The authors found that if you ignore the velocity, you miss a hidden chunk of energy that affects how fast the system relaxes. It's like trying to explain a car crash without mentioning that the car was moving; you can describe the damage, but you can't explain why it happened the way it did.

Why Does This Matter?

  1. It's Universal: This isn't just about coffee cups or balls. It applies to tiny particles, biological molecules, and even complex systems driven by external forces (like a motor).
  2. No "Local Equilibrium": Usually, we assume that if a system is relaxing, it passes through a series of calm, balanced states.
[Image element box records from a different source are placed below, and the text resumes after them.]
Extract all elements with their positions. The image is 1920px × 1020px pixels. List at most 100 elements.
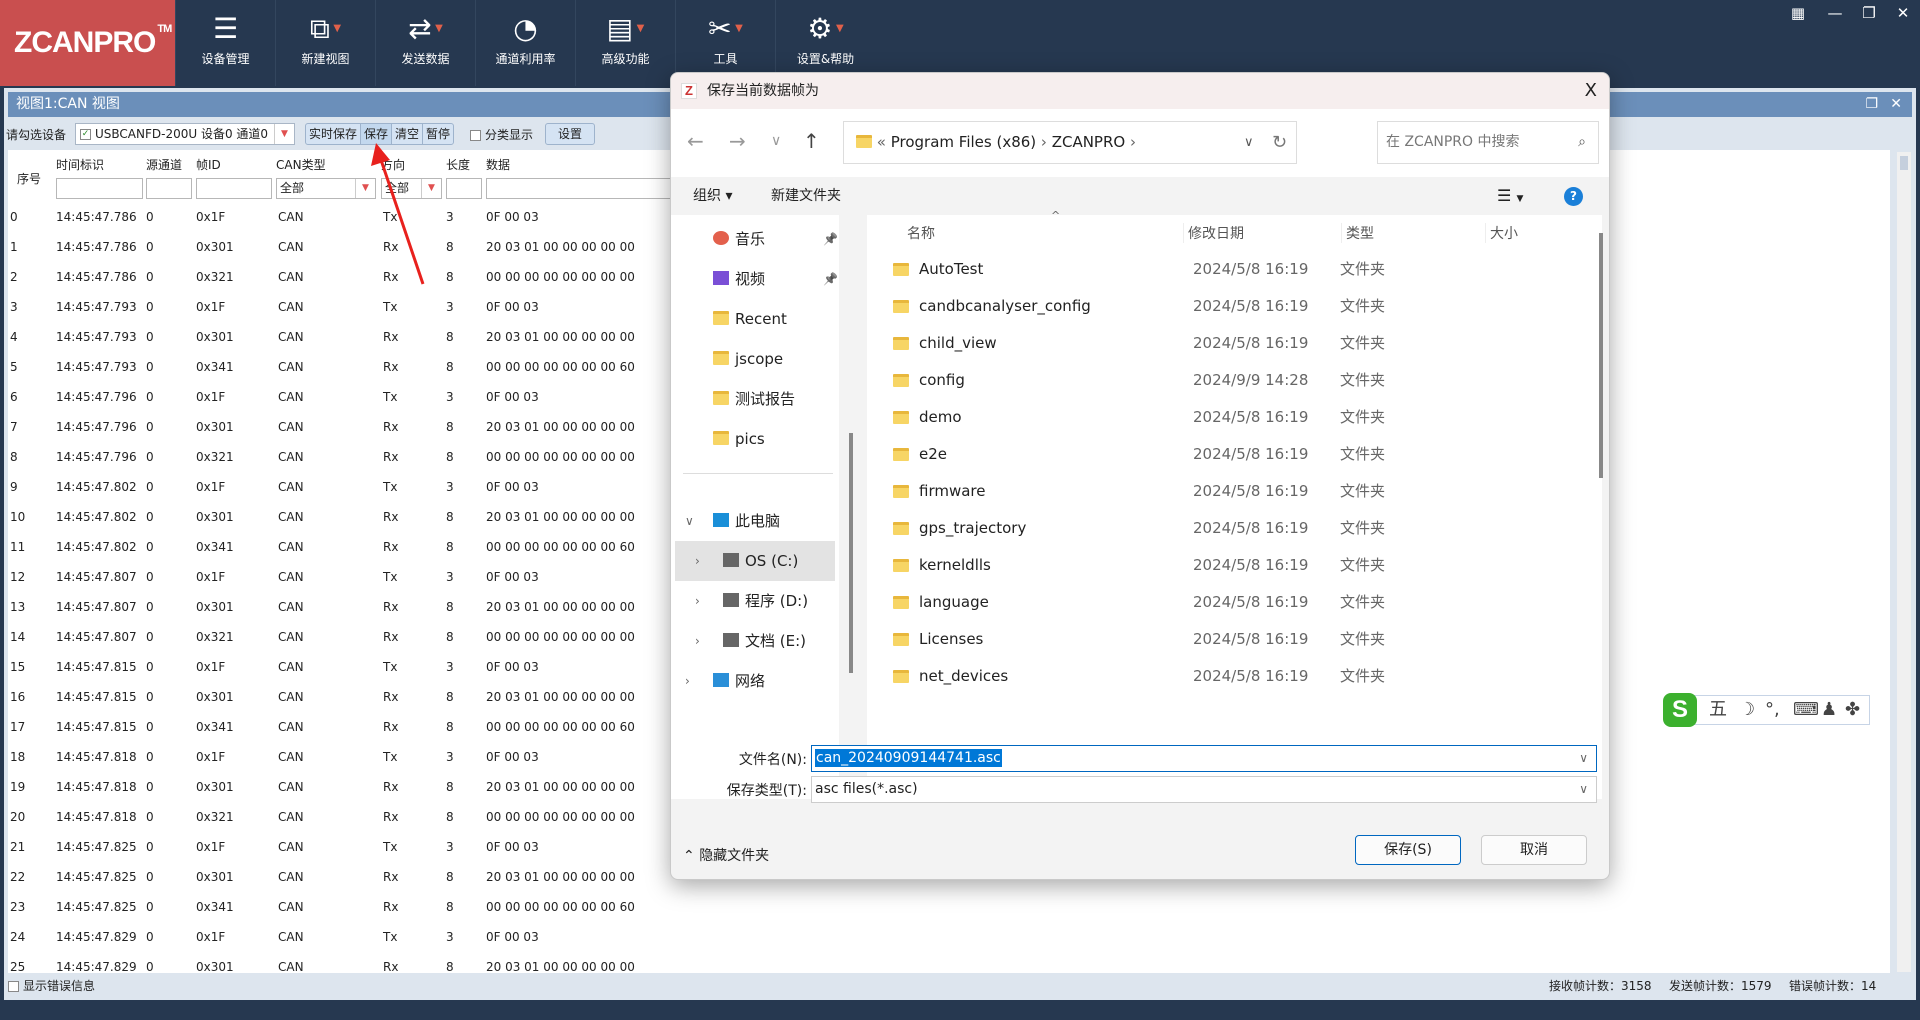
table-row[interactable]: 5 14:45:47.793 0 0x341 CAN Rx 8 00 00 00 00 00 … xyxy=(8,352,688,382)
file-row[interactable]: config 2024/9/9 14:28 文件夹 xyxy=(867,362,1587,399)
tree-item-网络[interactable]: › 网络 xyxy=(671,661,836,701)
user-icon[interactable]: ♟ xyxy=(1821,696,1837,724)
table-row[interactable]: 17 14:45:47.815 0 0x341 CAN Rx 8 00 00 00 00 00… xyxy=(8,712,688,742)
tree-item-OS (C:)[interactable]: › OS (C:) xyxy=(675,541,835,581)
keyboard-icon[interactable]: ⌨ xyxy=(1793,696,1819,724)
organize-button[interactable]: 组织 ▾ xyxy=(693,177,732,215)
tree-item-文档 (E:)[interactable]: › 文档 (E:) xyxy=(671,621,836,661)
file-row[interactable]: Licenses 2024/5/8 16:19 文件夹 xyxy=(867,621,1587,658)
table-row[interactable]: 20 14:45:47.818 0 0x321 CAN Rx 8 00 00 00 00 00… xyxy=(8,802,688,832)
file-row[interactable]: kerneldlls 2024/5/8 16:19 文件夹 xyxy=(867,547,1587,584)
help-icon[interactable]: ? xyxy=(1564,187,1583,206)
tree-item-程序 (D:)[interactable]: › 程序 (D:) xyxy=(671,581,836,621)
table-row[interactable]: 22 14:45:47.825 0 0x301 CAN Rx 8 20 03 01 00 00… xyxy=(8,862,688,892)
table-row[interactable]: 23 14:45:47.825 0 0x341 CAN Rx 8 00 00 00 00 00… xyxy=(8,892,688,922)
refresh-icon[interactable]: ↻ xyxy=(1272,122,1287,163)
address-dropdown-icon[interactable]: ∨ xyxy=(1244,122,1254,163)
cell-can-type: CAN xyxy=(278,780,304,794)
table-row[interactable]: 13 14:45:47.807 0 0x301 CAN Rx 8 20 03 01 00 00… xyxy=(8,592,688,622)
table-row[interactable]: 25 14:45:47.829 0 0x301 CAN Rx 8 20 03 01 00 00… xyxy=(8,952,688,973)
file-vertical-scrollbar[interactable] xyxy=(1599,233,1603,478)
table-row[interactable]: 19 14:45:47.818 0 0x301 CAN Rx 8 20 03 01 00 00… xyxy=(8,772,688,802)
file-row[interactable]: candbcanalyser_config 2024/5/8 16:19 文件夹 xyxy=(867,288,1587,325)
pin-icon[interactable]: 📌 xyxy=(823,259,838,299)
nav-item-视频[interactable]: 视频 📌 xyxy=(671,259,838,299)
dialog-close-button[interactable]: X xyxy=(1585,73,1597,109)
table-row[interactable]: 10 14:45:47.802 0 0x301 CAN Rx 8 20 03 01 00 00… xyxy=(8,502,688,532)
restore-icon[interactable]: ❐ xyxy=(1856,4,1882,22)
address-bar[interactable]: « Program Files (x86) › ZCANPRO › ∨ ↻ xyxy=(843,121,1297,164)
table-row[interactable]: 15 14:45:47.815 0 0x1F CAN Tx 3 0F 00 03 xyxy=(8,652,688,682)
file-row[interactable]: demo 2024/5/8 16:19 文件夹 xyxy=(867,399,1587,436)
minimize-icon[interactable]: — xyxy=(1822,4,1848,22)
chevron-down-icon[interactable]: ∨ xyxy=(685,501,694,541)
table-row[interactable]: 21 14:45:47.825 0 0x1F CAN Tx 3 0F 00 03 xyxy=(8,832,688,862)
sogou-logo-icon[interactable]: S xyxy=(1663,693,1697,727)
chevron-right-icon[interactable]: › xyxy=(695,541,700,581)
nav-item-Recent[interactable]: Recent xyxy=(671,299,836,339)
chevron-down-icon[interactable]: ∨ xyxy=(1579,746,1588,771)
dialog-cancel-button[interactable]: 取消 xyxy=(1481,835,1587,865)
file-row[interactable]: e2e 2024/5/8 16:19 文件夹 xyxy=(867,436,1587,473)
file-row[interactable]: net_devices 2024/5/8 16:19 文件夹 xyxy=(867,658,1587,695)
table-row[interactable]: 11 14:45:47.802 0 0x341 CAN Rx 8 00 00 00 00 00… xyxy=(8,532,688,562)
table-row[interactable]: 4 14:45:47.793 0 0x301 CAN Rx 8 20 03 01 00 00 … xyxy=(8,322,688,352)
nav-item-测试报告[interactable]: 测试报告 xyxy=(671,379,836,419)
chevron-right-icon[interactable]: › xyxy=(685,661,690,701)
filename-input[interactable]: can_20240909144741.asc ∨ xyxy=(811,745,1597,772)
show-errors-toggle[interactable]: 显示错误信息 xyxy=(8,973,95,1000)
table-scrollbar[interactable] xyxy=(1897,152,1911,972)
up-icon[interactable]: ↑ xyxy=(803,129,820,153)
tree-item-此电脑[interactable]: ∨ 此电脑 xyxy=(671,501,836,541)
recent-chevron-icon[interactable]: ∨ xyxy=(771,133,781,149)
col-type[interactable]: 类型 xyxy=(1341,223,1374,243)
col-name[interactable]: 名称 xyxy=(907,223,935,243)
nav-item-音乐[interactable]: 音乐 📌 xyxy=(671,219,838,259)
ime-mode[interactable]: 五 xyxy=(1709,696,1727,724)
chevron-down-icon[interactable]: ∨ xyxy=(1579,777,1588,802)
table-row[interactable]: 7 14:45:47.796 0 0x301 CAN Rx 8 20 03 01 00 00 … xyxy=(8,412,688,442)
table-row[interactable]: 12 14:45:47.807 0 0x1F CAN Tx 3 0F 00 03 xyxy=(8,562,688,592)
view-close-icon[interactable]: ✕ xyxy=(1890,92,1902,117)
show-errors-checkbox[interactable] xyxy=(8,981,19,992)
layout-icon[interactable]: ▦ xyxy=(1785,4,1811,22)
col-modified[interactable]: 修改日期 xyxy=(1183,223,1244,243)
nav-scrollbar[interactable] xyxy=(849,433,853,673)
col-size[interactable]: 大小 xyxy=(1485,223,1518,243)
table-row[interactable]: 8 14:45:47.796 0 0x321 CAN Rx 8 00 00 00 00 00 … xyxy=(8,442,688,472)
forward-icon[interactable]: → xyxy=(729,129,746,153)
table-row[interactable]: 14 14:45:47.807 0 0x321 CAN Rx 8 00 00 00 00 00… xyxy=(8,622,688,652)
table-row[interactable]: 9 14:45:47.802 0 0x1F CAN Tx 3 0F 00 03 xyxy=(8,472,688,502)
table-row[interactable]: 6 14:45:47.796 0 0x1F CAN Tx 3 0F 00 03 xyxy=(8,382,688,412)
moon-icon[interactable]: ☽ xyxy=(1739,696,1755,724)
file-row[interactable]: AutoTest 2024/5/8 16:19 文件夹 xyxy=(867,251,1587,288)
file-row[interactable]: child_view 2024/5/8 16:19 文件夹 xyxy=(867,325,1587,362)
chevron-right-icon[interactable]: › xyxy=(695,581,700,621)
file-row[interactable]: language 2024/5/8 16:19 文件夹 xyxy=(867,584,1587,621)
close-icon[interactable]: ✕ xyxy=(1890,4,1916,22)
back-icon[interactable]: ← xyxy=(687,129,704,153)
save-dialog: 保存当前数据帧为 Z X ← → ∨ ↑ « Program Files (x8… xyxy=(670,72,1610,880)
view-restore-icon[interactable]: ❐ xyxy=(1865,92,1878,117)
chevron-right-icon[interactable]: › xyxy=(695,621,700,661)
breadcrumb-program-files[interactable]: Program Files (x86) xyxy=(891,133,1036,151)
dialog-save-button[interactable]: 保存(S) xyxy=(1355,835,1461,865)
view-options-icon[interactable]: ☰ ▼ xyxy=(1497,177,1523,218)
file-row[interactable]: firmware 2024/5/8 16:19 文件夹 xyxy=(867,473,1587,510)
search-input[interactable]: 在 ZCANPRO 中搜索 ⌕ xyxy=(1377,121,1599,164)
apps-icon[interactable]: ✤ xyxy=(1845,696,1860,724)
file-row[interactable]: gps_trajectory 2024/5/8 16:19 文件夹 xyxy=(867,510,1587,547)
nav-item-pics[interactable]: pics xyxy=(671,419,836,459)
nav-item-jscope[interactable]: jscope xyxy=(671,339,836,379)
file-type: 文件夹 xyxy=(1340,334,1386,352)
table-row[interactable]: 24 14:45:47.829 0 0x1F CAN Tx 3 0F 00 03 xyxy=(8,922,688,952)
filetype-select[interactable]: asc files(*.asc) ∨ xyxy=(811,776,1597,803)
table-row[interactable]: 18 14:45:47.818 0 0x1F CAN Tx 3 0F 00 03 xyxy=(8,742,688,772)
cell-direction: Tx xyxy=(383,390,398,404)
breadcrumb-zcanpro[interactable]: ZCANPRO xyxy=(1052,133,1126,151)
new-folder-button[interactable]: 新建文件夹 xyxy=(771,177,841,215)
punctuation-icon[interactable]: °, xyxy=(1765,696,1780,724)
table-row[interactable]: 16 14:45:47.815 0 0x301 CAN Rx 8 20 03 01 00 00… xyxy=(8,682,688,712)
pin-icon[interactable]: 📌 xyxy=(823,219,838,259)
hide-folders-toggle[interactable]: ⌃ 隐藏文件夹 xyxy=(683,845,769,865)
This paper shows that it doesn't. The system is always in a state of "chaotic flux," mixing position and speed in complex ways that never look like a calm, balanced state until the very end.
  3. Better Engineering: If we want to build tiny heat engines (machines that run on temperature differences) or cool down computer chips faster, we need to understand this asymmetry. Knowing that "cold heats up faster" helps us design better protocols to control temperature.

Summary in One Sentence

Even when objects are bouncing and spinning with momentum (inertia), nature still has a bias: cold things heat up faster than hot things cool down, and this happens because the "dance" of position and speed is more efficient for heating than for cooling.